A Real-Time Cancer Spotting Tool

A microscope the size of a pen could help surgeons with difficult-to-remove tumors and cancers.

by Jeff O'Heir
May 08, 2017

A new pen-sized microscope could give surgeons, especially those removing brain tumors and oral cancers, a tool they need to peer below the surface of an opaque tissue and see in real-time at a cellular level.

Jonathan Liu, an assistant professor of mechanical engineering at the University of Washington, hopes his device will eventually help surgeons and other doctors spot cancer cells and remove them without damaging the healthy tissue around them. That would solve two of the main challenges cancer surgeons face.

To remove a tumor, surgeons typically use sight, touch, and pre-operative images to determine when to stop cutting, Liu said. They can then send excised tissue samples to a pathology lab to distinguish between cancerous and healthy tissue, but that often takes days. In practice, this means that surgeons rely on their subjective clinical judgment. As a result, they sometimes miss cancerous tissue, which can lead to recurrence, or cut out too much healthy tissue, which can damage vital organs.

 “There’s no good, real-time method for diagnosing tissues,” Liu said.

To give them one, Liu designed his microscope to overcome some of the technical problems of previous mini-microscopes, which achieved a compact size at the cost of imaging speed and quality, resolution, contrast, and field of view.

Liu’s biggest engineering challenge was trying to align the tiny mirrors, lenses, and other components in such a small device. He directed micromirrors with an optical beam to scan tissue line by line.

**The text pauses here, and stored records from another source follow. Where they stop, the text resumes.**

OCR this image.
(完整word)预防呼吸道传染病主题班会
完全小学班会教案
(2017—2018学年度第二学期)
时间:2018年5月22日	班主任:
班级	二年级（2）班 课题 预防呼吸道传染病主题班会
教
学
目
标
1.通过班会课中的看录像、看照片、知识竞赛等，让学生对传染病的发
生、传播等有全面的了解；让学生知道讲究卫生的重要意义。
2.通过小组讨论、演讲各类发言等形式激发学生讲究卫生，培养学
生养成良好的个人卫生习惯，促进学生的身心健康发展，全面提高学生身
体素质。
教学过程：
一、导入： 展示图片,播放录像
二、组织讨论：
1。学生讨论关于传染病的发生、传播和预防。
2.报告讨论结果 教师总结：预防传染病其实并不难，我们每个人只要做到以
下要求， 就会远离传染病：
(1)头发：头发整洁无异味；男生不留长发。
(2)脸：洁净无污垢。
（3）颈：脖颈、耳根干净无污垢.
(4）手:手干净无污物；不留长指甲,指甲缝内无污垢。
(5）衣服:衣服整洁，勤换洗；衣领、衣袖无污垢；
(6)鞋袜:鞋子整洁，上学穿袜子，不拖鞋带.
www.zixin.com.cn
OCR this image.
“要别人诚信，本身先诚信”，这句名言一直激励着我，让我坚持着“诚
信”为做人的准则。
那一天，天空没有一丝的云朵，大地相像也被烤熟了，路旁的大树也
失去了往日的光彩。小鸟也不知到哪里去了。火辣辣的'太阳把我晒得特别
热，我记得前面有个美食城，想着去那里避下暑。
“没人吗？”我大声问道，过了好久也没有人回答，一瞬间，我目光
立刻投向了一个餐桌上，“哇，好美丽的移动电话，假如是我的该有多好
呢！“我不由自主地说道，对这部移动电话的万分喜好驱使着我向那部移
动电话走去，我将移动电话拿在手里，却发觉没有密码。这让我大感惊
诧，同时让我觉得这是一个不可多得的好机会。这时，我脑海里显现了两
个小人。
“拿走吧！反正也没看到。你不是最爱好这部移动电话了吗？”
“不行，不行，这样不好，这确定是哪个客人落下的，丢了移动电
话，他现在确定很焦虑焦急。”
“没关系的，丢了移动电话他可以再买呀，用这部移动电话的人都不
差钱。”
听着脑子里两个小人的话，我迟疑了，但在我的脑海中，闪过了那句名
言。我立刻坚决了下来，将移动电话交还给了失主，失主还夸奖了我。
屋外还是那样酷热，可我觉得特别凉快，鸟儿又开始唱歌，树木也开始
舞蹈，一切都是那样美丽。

This allows the device to quickly compose an image, which reduces jitter-induced blur and could help a surgeon see clearly.

The microscope also deploys a technology called dual-axis confocal microscopy that makes otherwise opaque tissue visible, enabling surgeons to see details up to one-half millimeter beneath its surface.

Liu and his colleagues described their microscope in Biomedical Optical Express.

Combined, the technologies produce high enough contrast and resolution to reveal subcellular details that distinguish cancer cells from healthy tissue. The device could lead to new standardized, automated diagnostic approaches, especially for skin cancers and mouth, throat, and other oral cancers, the authors wrote.

Liu expects the microscope—developed with Memorial Sloan Kettering Cancer Center in New York City, Stanford University and the Barrow Neurological Institute in Phoenix—to undergo clinical feasibility studies later this year.